Seçim barajı haksızlığı, darbe kalıntısı bir uygulamadır. Yeni
anayasa sürecinde mutlaka ortadan kaldırılmalıdır.
Keşke o dönem Başbakan olan Erdoğan'ın barajı indirme teklifine
dönemin BDP'si onay vermiş olsaydı ve bugün başka bir tartışmayı
yürütüyor olsaydık. Olamadı.
Seçimlerde ya HDP barajı aşacak ve Ak Parti zayıflayacak. Ya da
barajı aşamayacak ve HDP zayıflayacak.
Farkındaysanız her türlü, çözüm sürecinin iki tarafında yer alan
partiler yara alıyor. Çözüm karşıtları için bir 'kazan-kazan'
durumu söz konusu yani.
Gelinen noktada HDP, haklı olarak barajı aşmaya çalışıyor.
Ancak bunu oldukça haksız bir üslup ve stratejiyle yapıyor. İki gün
önce HDP'li Sırrı Süreyya Önder, 'çözüm sürecini MHP ile bile
yürütürüz' dedi. 'Yeter ki ciddi olsunlar' diye de ekledi. Asıl
ciddiyete ihtiyacı olanın, CHP-MHP koalisyonuyla barışa ulaşmak
hayali olduğunu zor yoldan öğrenmeyiz umarım.

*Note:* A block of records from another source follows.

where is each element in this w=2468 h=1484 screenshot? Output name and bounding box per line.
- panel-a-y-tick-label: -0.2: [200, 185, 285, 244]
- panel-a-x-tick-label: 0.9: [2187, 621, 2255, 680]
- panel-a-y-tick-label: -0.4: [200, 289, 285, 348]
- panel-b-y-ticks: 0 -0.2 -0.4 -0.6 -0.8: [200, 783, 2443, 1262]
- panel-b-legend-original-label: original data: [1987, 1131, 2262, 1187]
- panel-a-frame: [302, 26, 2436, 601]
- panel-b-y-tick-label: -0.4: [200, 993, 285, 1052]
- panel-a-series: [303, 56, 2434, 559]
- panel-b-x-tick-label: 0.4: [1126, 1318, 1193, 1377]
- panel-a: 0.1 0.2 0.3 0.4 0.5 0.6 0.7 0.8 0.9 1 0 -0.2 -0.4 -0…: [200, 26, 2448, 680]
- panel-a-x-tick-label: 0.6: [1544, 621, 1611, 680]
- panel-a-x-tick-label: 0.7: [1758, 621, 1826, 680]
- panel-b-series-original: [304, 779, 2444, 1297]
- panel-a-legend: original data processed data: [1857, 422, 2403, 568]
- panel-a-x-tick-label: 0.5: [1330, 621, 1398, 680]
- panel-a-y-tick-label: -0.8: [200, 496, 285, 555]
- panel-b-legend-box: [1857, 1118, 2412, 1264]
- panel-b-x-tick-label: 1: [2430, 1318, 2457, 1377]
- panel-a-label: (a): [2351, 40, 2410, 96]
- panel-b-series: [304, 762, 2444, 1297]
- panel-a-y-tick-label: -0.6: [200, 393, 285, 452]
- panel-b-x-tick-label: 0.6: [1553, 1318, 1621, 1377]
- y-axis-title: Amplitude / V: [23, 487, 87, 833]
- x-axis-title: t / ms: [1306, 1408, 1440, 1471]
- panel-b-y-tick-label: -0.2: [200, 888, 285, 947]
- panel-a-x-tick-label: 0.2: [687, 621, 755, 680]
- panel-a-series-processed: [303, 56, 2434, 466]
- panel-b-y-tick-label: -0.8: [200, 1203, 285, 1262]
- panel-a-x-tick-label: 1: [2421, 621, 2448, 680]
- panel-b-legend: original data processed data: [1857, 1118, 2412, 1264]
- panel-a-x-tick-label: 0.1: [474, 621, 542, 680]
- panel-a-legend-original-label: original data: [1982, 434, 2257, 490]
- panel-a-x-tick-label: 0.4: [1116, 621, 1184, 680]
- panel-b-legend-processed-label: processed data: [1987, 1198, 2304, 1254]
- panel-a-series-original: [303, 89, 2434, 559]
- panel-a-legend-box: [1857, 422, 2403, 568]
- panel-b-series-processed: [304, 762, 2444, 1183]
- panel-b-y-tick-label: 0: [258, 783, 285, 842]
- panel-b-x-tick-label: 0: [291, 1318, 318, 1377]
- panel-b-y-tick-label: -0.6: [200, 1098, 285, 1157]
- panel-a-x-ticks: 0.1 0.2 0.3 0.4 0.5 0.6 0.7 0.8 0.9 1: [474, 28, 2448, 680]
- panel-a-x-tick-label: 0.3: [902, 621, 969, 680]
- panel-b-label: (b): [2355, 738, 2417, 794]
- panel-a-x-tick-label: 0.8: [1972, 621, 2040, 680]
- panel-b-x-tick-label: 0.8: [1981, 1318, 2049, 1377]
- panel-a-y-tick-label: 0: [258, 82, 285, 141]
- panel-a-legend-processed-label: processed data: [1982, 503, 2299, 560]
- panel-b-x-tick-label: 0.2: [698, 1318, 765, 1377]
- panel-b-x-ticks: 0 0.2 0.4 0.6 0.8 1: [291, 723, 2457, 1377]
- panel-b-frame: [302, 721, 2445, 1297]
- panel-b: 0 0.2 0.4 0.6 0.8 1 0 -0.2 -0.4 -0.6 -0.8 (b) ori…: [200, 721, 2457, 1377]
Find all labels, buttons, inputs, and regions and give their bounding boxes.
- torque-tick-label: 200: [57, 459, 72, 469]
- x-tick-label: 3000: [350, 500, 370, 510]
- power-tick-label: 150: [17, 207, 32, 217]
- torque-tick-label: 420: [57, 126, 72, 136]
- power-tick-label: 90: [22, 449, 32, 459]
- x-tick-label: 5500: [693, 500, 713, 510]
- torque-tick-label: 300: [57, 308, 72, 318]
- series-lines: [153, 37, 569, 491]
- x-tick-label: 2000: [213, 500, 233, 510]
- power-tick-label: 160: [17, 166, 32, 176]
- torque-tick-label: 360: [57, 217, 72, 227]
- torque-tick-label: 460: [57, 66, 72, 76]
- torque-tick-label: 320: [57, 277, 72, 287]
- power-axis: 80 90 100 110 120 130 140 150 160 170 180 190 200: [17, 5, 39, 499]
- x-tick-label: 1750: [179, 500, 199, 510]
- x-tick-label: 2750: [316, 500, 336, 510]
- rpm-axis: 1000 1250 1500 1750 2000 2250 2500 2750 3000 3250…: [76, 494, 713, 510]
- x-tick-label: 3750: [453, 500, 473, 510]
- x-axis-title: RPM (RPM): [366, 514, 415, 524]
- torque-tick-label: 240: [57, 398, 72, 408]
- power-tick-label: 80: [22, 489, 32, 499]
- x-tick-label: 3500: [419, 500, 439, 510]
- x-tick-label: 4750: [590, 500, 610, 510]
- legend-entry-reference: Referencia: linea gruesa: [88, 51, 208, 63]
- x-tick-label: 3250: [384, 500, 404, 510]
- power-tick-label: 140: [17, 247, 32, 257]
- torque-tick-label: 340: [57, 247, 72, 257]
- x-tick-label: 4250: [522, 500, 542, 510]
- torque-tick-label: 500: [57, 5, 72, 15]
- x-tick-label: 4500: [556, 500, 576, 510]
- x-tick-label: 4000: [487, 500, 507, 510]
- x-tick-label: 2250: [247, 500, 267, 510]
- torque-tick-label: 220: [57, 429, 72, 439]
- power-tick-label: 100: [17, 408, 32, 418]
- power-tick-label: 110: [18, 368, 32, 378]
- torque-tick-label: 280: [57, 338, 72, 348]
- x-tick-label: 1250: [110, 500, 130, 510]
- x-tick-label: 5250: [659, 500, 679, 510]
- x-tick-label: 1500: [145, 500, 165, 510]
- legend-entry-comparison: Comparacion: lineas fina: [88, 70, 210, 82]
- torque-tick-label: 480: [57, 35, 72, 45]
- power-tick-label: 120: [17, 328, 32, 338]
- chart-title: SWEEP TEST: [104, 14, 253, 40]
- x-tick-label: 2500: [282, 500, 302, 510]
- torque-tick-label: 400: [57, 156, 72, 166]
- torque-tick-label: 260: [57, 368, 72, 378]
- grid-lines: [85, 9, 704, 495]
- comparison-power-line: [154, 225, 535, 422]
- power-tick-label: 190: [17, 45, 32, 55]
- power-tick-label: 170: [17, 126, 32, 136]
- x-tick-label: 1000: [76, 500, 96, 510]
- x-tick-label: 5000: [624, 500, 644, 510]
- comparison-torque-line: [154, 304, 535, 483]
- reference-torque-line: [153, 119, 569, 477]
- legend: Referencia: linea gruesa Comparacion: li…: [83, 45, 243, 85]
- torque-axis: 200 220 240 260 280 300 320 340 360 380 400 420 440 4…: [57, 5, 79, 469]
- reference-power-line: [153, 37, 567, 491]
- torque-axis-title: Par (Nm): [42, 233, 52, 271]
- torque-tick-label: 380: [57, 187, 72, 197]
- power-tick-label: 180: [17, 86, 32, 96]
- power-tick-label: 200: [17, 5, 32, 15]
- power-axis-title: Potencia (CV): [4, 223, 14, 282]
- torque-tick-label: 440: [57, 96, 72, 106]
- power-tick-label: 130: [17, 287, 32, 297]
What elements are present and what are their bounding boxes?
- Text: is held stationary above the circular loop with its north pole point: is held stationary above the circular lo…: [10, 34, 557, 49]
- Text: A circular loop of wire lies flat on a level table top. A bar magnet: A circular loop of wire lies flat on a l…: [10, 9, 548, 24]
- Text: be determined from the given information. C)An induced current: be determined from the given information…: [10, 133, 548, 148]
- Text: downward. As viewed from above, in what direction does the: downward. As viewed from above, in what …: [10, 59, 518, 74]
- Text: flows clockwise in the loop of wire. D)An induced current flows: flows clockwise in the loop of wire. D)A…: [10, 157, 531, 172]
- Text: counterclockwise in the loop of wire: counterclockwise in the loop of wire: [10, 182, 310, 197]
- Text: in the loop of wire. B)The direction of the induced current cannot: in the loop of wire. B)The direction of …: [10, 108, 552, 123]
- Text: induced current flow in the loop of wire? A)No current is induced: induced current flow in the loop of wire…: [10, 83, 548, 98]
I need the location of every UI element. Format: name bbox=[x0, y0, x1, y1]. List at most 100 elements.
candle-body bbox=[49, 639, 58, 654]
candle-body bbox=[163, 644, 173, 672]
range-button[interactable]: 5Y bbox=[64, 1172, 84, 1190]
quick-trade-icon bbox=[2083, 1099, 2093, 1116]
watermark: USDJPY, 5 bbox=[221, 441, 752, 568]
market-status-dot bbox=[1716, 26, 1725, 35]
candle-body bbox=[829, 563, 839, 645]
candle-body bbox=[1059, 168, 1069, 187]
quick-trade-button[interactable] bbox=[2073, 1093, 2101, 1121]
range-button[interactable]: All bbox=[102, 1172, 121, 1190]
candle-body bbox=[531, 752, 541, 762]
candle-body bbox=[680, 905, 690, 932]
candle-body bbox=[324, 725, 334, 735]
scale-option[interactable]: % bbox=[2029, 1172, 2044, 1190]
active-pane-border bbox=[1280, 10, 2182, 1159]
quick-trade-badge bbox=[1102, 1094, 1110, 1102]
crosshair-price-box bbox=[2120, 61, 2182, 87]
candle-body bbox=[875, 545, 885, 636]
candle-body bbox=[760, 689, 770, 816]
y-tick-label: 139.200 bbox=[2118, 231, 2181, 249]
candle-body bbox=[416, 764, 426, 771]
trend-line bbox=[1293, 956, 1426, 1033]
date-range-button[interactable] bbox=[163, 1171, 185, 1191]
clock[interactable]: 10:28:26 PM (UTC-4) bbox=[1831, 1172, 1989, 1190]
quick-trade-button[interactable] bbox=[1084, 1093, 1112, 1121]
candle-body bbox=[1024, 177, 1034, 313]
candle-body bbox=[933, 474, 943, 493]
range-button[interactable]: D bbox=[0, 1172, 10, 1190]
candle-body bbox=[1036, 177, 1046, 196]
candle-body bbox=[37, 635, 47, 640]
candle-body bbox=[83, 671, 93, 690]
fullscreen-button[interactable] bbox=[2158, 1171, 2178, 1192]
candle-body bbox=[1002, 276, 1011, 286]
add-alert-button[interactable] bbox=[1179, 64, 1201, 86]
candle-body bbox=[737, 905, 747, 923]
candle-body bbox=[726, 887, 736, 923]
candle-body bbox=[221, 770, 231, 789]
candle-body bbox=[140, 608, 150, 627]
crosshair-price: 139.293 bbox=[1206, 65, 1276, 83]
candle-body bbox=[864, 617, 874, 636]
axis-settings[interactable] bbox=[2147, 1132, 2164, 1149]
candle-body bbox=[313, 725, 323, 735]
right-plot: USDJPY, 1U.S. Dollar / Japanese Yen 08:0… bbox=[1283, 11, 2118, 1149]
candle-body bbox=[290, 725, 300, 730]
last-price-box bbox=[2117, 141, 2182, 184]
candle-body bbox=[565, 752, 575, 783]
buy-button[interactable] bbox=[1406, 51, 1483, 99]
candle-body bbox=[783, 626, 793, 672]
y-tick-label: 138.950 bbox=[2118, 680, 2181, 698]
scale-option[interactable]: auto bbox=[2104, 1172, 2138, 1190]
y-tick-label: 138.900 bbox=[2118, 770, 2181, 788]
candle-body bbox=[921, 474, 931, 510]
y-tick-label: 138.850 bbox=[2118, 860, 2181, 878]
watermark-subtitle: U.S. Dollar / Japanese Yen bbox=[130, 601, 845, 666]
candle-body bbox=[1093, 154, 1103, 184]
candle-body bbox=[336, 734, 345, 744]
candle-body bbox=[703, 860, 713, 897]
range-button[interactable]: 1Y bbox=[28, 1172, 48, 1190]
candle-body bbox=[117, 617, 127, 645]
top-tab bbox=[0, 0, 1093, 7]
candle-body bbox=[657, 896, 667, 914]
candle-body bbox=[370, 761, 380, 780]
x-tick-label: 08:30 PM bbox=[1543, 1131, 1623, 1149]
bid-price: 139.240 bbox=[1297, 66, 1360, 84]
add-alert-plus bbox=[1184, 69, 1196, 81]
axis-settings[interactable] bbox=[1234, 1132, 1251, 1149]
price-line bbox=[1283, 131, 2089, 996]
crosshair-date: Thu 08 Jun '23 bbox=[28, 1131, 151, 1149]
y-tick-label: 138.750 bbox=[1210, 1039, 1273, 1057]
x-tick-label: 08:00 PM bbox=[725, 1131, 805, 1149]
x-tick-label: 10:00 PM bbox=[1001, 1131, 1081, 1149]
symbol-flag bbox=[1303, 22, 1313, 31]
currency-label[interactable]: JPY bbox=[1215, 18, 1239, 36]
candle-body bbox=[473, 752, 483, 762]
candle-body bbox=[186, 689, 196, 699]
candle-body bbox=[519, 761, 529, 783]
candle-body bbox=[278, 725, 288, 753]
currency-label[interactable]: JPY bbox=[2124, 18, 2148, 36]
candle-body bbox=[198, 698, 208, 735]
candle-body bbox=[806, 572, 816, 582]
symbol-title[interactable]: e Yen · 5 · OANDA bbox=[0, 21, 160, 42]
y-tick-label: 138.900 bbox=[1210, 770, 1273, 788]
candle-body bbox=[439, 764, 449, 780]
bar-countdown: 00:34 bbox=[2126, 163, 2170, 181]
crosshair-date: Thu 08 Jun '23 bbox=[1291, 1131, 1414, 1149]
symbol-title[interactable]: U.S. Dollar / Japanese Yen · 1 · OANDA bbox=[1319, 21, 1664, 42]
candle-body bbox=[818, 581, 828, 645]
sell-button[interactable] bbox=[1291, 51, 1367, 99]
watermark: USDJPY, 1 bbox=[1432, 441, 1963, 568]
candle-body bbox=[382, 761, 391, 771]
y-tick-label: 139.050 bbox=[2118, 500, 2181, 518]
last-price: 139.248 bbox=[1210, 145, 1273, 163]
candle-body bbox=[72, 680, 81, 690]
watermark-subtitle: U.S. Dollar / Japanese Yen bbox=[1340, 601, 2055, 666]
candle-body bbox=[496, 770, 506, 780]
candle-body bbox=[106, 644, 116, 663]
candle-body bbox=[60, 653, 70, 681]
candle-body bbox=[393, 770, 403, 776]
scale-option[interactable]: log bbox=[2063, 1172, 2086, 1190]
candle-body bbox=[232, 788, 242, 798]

Yine HDP lideri Demirtaş da Ak Parti'nin Kemalistlerden daha zalim
olduğunu, CHP ile koalisyona açık olduklarını, asla Ak Parti'yle
işbirliği kurmayacaklarını söyledi. Kandil'den Cemil Bayık da bu
hususta teminat verdi.
Ak Parti, yeni anayasa yapmak için gerekli olan sandalye sayısına
ulaşmak için HDP'nin baraj altı kalmasını istiyor.